Friday, August 28, 2015

Waiting at the Intersection

The other day, I was driving home and saw a man with two little girls. He was walking and they were running ahead of him. It brought me back to a point in our life where we would go for walks or take the kids on bike rides and let them go ahead of us with the understanding that they would stop at each intersection and wait for us. We were allowing them to have small bits of freedom.

This year has brought many changes for our family. I went back to work and started college again (22 years later...oy!). Sydney graduated from high school. Jacob completed middle school. And, London finished her last year of elementary school, which meant that after having a student at that school since 2002, I was done there too.

In mid-August, Jacob started high school. This past Monday, Sydney started college. And, the Tuesday after Labor Day, London will have her first day of middle school. Where does that leave me? It leaves me needing to let go a little. They are no longer waiting for me at the intersection. If I have done my job as their mother well, they will need me a little differently.

Parenting is such an odd thing. I was given these precious little gifts to love and to care for their basic needs. But ultimately, my goal is to raise them to know the truth of Jesus and to be independent adults. While I truly want them to learn to stand on their own two feet, I am a little sad to have life passing by so quickly.

The biggest lesson that I believe I have learned over the past few months is to be intentional.

We have worked to make our home a place where our children and their friends feel comfortable, a place where they feel free to open our cupboards and fridge and just help themselves.

We have learned that making memories is more important than buying them more stuff. Over the past few years, Christmas gifts have changed from being things to being experiences: concert tickets, game tickets, movie theater gift cards, vacations, ...

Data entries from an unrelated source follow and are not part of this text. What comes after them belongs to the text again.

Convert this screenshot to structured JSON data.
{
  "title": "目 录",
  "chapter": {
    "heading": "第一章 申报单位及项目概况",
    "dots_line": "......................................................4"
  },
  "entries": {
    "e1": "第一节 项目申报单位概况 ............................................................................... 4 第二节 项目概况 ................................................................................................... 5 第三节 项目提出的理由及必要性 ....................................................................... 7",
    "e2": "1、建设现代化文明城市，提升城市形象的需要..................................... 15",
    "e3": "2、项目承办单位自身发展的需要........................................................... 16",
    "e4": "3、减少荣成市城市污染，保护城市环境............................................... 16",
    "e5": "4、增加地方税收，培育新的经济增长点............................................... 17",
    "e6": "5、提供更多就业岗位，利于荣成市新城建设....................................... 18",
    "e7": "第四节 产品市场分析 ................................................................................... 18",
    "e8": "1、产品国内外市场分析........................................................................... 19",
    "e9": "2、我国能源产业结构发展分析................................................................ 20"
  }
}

We have worked to have open communication with our children. They mess up. We mess up. There are consequences. We apologize and then forgive one another. They know that we love them unconditionally.

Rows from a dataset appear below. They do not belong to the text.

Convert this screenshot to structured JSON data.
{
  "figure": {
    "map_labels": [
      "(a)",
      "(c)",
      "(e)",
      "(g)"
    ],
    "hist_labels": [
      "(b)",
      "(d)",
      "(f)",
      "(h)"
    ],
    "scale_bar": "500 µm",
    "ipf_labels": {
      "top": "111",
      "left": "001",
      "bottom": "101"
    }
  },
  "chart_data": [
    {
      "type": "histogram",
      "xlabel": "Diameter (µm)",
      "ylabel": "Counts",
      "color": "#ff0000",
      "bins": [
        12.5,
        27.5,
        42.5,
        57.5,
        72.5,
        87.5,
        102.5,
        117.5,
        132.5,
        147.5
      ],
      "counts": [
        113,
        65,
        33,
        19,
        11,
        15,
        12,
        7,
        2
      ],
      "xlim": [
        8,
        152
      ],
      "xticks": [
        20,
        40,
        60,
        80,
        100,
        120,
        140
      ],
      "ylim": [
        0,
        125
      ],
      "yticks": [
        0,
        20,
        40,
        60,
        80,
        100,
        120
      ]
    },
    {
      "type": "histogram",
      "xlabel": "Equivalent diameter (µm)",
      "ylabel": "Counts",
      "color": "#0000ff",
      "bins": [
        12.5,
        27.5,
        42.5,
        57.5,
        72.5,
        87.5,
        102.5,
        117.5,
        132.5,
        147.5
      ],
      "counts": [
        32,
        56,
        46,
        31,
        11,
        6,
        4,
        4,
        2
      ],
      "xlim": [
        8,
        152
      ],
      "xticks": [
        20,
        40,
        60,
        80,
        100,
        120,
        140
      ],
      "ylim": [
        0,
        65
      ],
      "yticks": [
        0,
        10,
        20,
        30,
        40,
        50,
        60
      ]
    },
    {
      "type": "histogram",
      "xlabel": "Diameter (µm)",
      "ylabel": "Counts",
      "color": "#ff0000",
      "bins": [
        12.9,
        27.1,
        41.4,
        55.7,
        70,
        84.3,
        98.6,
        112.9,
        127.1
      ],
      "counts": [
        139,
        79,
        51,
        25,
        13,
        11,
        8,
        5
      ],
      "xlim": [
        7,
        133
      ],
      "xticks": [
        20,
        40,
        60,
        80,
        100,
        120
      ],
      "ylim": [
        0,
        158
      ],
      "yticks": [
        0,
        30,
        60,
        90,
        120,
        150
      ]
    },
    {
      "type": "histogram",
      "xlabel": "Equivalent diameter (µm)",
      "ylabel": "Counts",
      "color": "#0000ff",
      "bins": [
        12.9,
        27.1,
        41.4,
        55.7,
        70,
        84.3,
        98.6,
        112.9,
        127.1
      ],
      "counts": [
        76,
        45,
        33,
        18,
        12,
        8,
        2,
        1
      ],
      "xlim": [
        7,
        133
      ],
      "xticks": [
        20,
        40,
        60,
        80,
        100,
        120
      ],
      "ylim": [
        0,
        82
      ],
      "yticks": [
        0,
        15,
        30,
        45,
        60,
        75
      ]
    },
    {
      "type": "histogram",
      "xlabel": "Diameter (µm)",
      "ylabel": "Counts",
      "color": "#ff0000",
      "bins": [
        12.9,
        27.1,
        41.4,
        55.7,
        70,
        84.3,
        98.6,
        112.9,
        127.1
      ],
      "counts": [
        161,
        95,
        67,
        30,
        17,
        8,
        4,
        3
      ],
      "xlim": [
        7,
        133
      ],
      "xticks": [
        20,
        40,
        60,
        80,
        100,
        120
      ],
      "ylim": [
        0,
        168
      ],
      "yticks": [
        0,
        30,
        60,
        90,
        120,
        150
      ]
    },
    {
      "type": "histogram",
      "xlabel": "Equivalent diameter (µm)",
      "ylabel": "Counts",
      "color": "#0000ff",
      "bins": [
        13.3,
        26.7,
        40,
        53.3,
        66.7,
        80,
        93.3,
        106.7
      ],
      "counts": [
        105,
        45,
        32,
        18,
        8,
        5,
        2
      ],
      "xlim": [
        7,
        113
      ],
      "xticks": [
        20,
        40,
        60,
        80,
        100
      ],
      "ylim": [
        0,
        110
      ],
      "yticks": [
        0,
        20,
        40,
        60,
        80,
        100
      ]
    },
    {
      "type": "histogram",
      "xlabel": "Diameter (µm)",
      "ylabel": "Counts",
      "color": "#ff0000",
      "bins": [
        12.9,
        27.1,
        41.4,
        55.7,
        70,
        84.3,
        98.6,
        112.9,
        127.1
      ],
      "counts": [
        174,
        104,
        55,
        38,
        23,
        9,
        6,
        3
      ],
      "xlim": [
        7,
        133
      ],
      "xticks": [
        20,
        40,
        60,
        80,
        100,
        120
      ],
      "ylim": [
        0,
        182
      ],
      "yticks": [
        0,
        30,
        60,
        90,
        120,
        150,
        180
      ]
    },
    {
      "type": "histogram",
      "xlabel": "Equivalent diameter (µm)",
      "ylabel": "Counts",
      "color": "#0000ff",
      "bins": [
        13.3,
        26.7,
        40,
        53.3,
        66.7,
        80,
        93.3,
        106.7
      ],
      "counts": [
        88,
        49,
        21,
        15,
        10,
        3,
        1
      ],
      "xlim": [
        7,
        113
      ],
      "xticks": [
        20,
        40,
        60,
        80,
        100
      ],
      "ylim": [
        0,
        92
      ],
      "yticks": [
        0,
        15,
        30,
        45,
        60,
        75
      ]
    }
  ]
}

It is my hope that, because we have been intentional while building the relationships with our children, that although we need to let go a little, they will choose to continue to grow in their relationships with us. As I mentioned previously, as children grow and mature, they don't stop needing their parents, they just need them differently.

Now, more than ever, I drop to my knees and pray that God will guide them and that they will be patient enough to wait for His leading. After all, He will be the one leading them through the intersections of their lives.